Recovery Techniques for Database Systems Joost Verhofstad
One-line summary: This paper presents seven techniques commonly used
for recovery in database systems.
- Failure: An event at which the system does not perform according
to specifications. There are three kinds of failures:
- failure of a program or transaction
- failure of the total system
- hardware failure
- Recovery Data: Data required by the recovery system for the
recovery of the primary data. In very high reliability systems, this data
might also need to be covered by a recovery mechanism... Data recovery data
is divided into two categories : 1) data required to keep current values,
and 2) data to make the restoration of previous values possible.
- Transaction: The base unit of locking and recovery (for undo,
redo, or completion), appears atomic to the user.
- Database:A collection of related storage objects together with
controlled redundancy that serves one or more applications. Data is stored
in a way that is independent of programs using it, with a single approach
used to add, modify, or retrieve data.
- Correct State:Information in the database consists of the most
recent copies of data put in the database by users and contains no data
deleted by users.
- Valid State:The database contains part of the information of the
correct state. There is no spurious data, although pieces may be missing.
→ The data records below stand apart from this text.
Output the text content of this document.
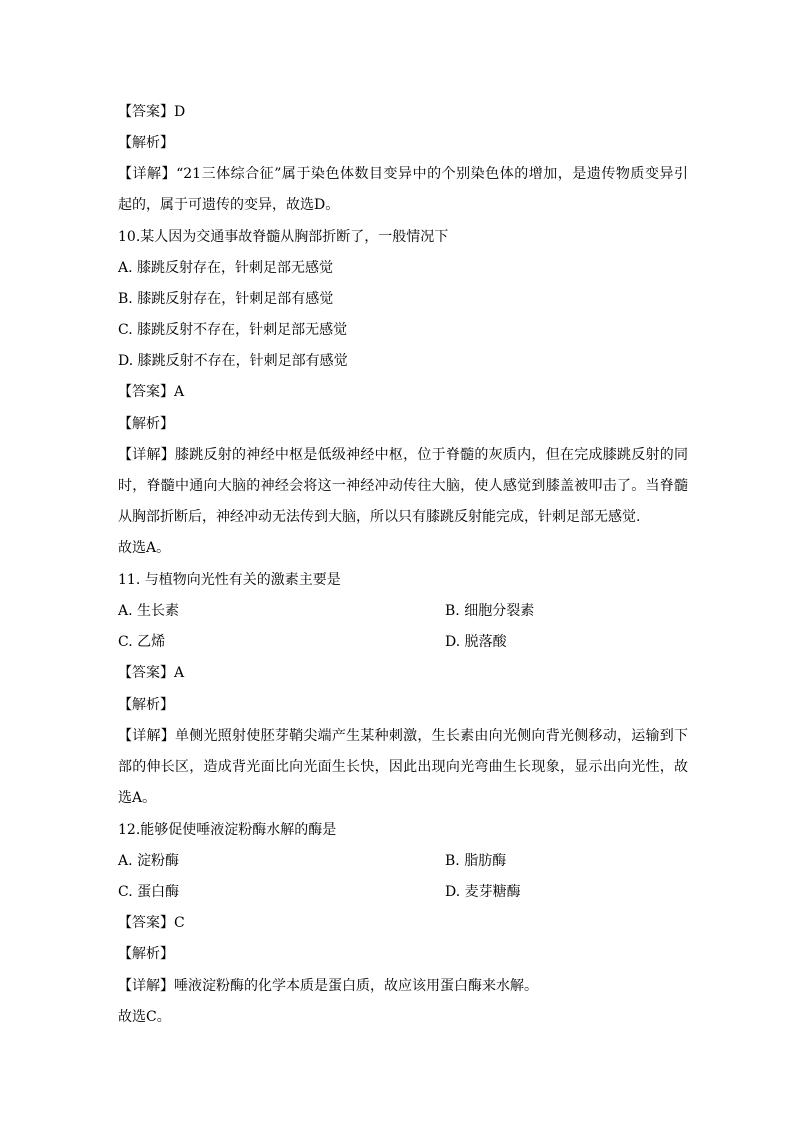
【答案】D
【解析】
【详解】“21三体综合征”属于染色体数目变异中的个别染色体的增加，是遗传物质变异引
起的，属于可遗传的变异，故选D。
10.某人因为交通事故脊髓从胸部折断了，一般情况下
A. 膝跳反射存在，针刺足部无感觉
B. 膝跳反射存在，针刺足部有感觉
C. 膝跳反射不存在，针刺足部无感觉
D. 膝跳反射不存在，针刺足部有感觉
【答案】A
【解析】
【详解】膝跳反射的神经中枢是低级神经中枢，位于脊髓的灰质内，但在完成膝跳反射的同
时，脊髓中通向大脑的神经会将这一神经冲动传往大脑，使人感觉到膝盖被叩击了。当脊髓
从胸部折断后，神经冲动无法传到大脑，所以只有膝跳反射能完成，针刺足部无感觉.
故选A。
11. 与植物向光性有关的激素主要是
A. 生长素	B. 细胞分裂素
C. 乙烯	D. 脱落酸
【答案】A
【解析】
【详解】单侧光照射使胚芽鞘尖端产生某种刺激，生长素由向光侧向背光侧移动，运输到下
部的伸长区，造成背光面比向光面生长快，因此出现向光弯曲生长现象，显示出向光性，故
选A。
12.能够促使唾液淀粉酶水解的酶是
A. 淀粉酶	B. 脂肪酶
C. 蛋白酶	D. 麦芽糖酶
【答案】C
【解析】
【详解】唾液淀粉酶的化学本质是蛋白质，故应该用蛋白酶来水解。
故选C。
- Consistent State:In a valid state, with the information contained
satisfying user consistency constraints. Varies depending on the database
- Crash:A failure of a system that is covered by a recovery
- Catastrophe:A failure of a system not covered by a recovery
- Possible Levels of Recovery:
- Recovery to the correct state.
- Recovery to a checkpointed (past) correct state.
- Recovery to a possible previous state.
- Recovery to a valid state.
- Recovery to a consistent state.
- Crash resistance (prevention).
The bigger the damage, the cruder the recovery technique used.
- Recovery Techniques:
- Salvation program: Run after a crash to attempt to restore the
system to a valid state. No recovery data used. Used when all other
techniques fail or were not used. Good for cases where buffers were lost in
a crash and one wants to reconstruct what was lost...(4,5)
- Incremental dumping: Modified files copied to archive after job
completed or at intervals. (3,4)
- Audit trail: Sequences of actions on files are recorded. Optimal
for "backing out" of transactions. (Ideal if trail is written out before
- Differential files: Separate file is maintained to keep track of
changes, periodically merged with the main file. (2,3)
- Backup/current version: Present files form the current version of
the database. Files containing previous values form a consistent backup
- Multiple copies: Multiple active copies of each file are
maintained during normal operation of the database. In cases of failure,
comparison between the versions can be used to find a consistent version.
- Careful replacement: Nothing is updated in place, with the
original only being deleted after operation is complete. (2,6)
(Parens and numbers are used to indicate which levels from above are
supported by each technique).
Combinations of two techniques can be used to offer similar protection
against different kinds of failures. The techniques above, when implemented,
force changes to:
- The way data is structured (4,5,6).
- The way data is updated and manipulated (7).
- nothing (available as utilities) (1,2,3).
- Examples and bits of wisdom:
- Original Multics system : all disk files updated or created by the user
are copied when the user signs off. All newly created of modified files not
previously dumped are copied to tapes once per hour. High reliability, but
very high overhead. Changed to a system using a mix of incremental dumping,
full checkpointing, and salvage programs.
- Several other systems maintain backup copies of data through the paging
system (keep backups in the swap space).
- Use of buffers is dangerous for consistency.
- Intention lists: specify audit trail before it actually occurs.
- Recovery among interacting processes is hard. You can either prevent the
interaction or synchronize with respect to recovery.
- Error detection is difficult, and can be costly.
RelevanceRecovery from failure is a critical factor in databases. In
case of disaster, it is very important that as much as possible (if not
everything) is recovered. This paper surveys the methods that we in use at the
time for data recovery.
FlawsThis paper contained excess verbosity. This paper could and should
have been shorter and more concise than it was. The examples especially could
have been clearer and less involved. It might have been more valuable to give a
single complete view of several systems than to detail the migration of (now
obsolete) systems over time. The terminology and categories presented at the
beginning were useful and potentially timeless, which the example were not.